Why is this so? One reason is that cold weather affects the lungs by causing dramatic changes to the respiratory system. For some individuals, breathing cold, dry air forces their body to produce more shifts in temperature and moisture in the airway because there is a greater volume of air that needs to be warmed and humidified.

No matter the exact cause, the bottom line is that COPD sufferers need to take extra precaution in the winter to avoid serious flare-ups – not the least of which is avoiding the frigid air as much as possible. Here are some strategies:

  • Always Cover Your Nose and Mouth

Covering your nose and mouth while outdoors in the winter is essential if you’re a COPD sufferer. A scarf works well, as does a painter’s mask. At the least, cup your hands and use them to cover your nose and mouth.

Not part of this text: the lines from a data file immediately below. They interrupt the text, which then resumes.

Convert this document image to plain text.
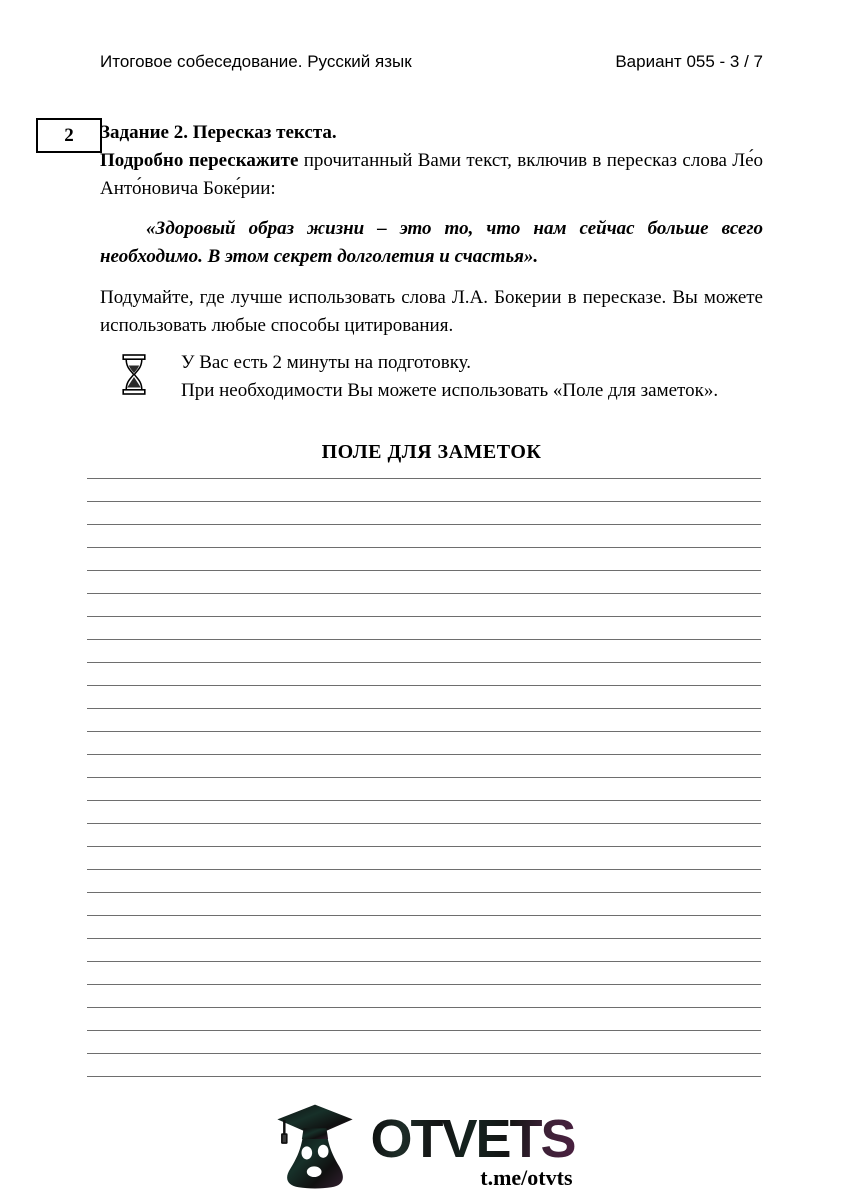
Итоговое собеседование. Русский язык	Вариант 055 - 3 / 7
2 Задание 2. Пересказ текста.

Подробно перескажите прочитанный Вами текст, включив в пересказ слова Ле́о Анто́новича Боке́рии:

«Здоровый образ жизни – это то, что нам сейчас больше всего необходимо. В этом секрет долголетия и счастья».

Подумайте, где лучше использовать слова Л.А. Бокерии в пересказе. Вы можете использовать любые способы цитирования.

У Вас есть 2 минуты на подготовку.

При необходимости Вы можете использовать «Поле для заметок».

ПОЛЕ ДЛЯ ЗАМЕТОК

OTVETS
t.me/otvts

  • Get Flu and Pneumonia Shots
    Viruses and infections will make your COPD symptoms worse. Make sure you get a flu shot annually and consult with your physician about getting a pneumonia shot.
  • Wash Your Hands
    Your mother was right – you need to wash your hands! Seriously, a strong defense against germs and COPD symptoms is a high standard of hygiene. Carefully wash your hands before touching your eyes, nose, or mouth. It’s even more important when you’re in public places.
  • Stay hydrated
    Drinking plenty of water will make it easier for you to breathe, especially if you have a respiratory infection.
  • Avoid People Who Are Sick
    It’s sometimes easier said than done, particularly in a workplace (or if you work with and around children), but it’s important to avoid sick people whenever possible. If you do catch a cold or the flu, it’s important to seek treatment as soon as possible.
  • Add Humidity To Your Air
    Keeping your home from becoming too dry during the winter months is also essential if you suffer from COPD. Use a humidifier and clean it every other day to keep it functioning at its optimal level.
  • Avoid Smoke and Fumes
    This is an important strategy at any time of the year, but take extra caution in the winter if you’re heating your home with a fireplace, kerosene, or by other means. Lung irritants such as wood smoke can cause COPD exacerbations.

How to Know That You’re Having a Flare-Up

There are numerous signs that indicate when you’re having a COPD flare-up:

  • Your shortness of breath is suddenly worse and you experience wheezing.
  • You’re coughing more – with or without mucus.
  • If you have mucus, the amount or color may change.
  • You have a fever.
  • You suddenly feel very tired.
  • You become confused or depressed.

No matter what your symptoms are, it’s always important to see your doctor when they get worse. Prevention strategies combined with prompt action will help you stay healthy throughout the winter months.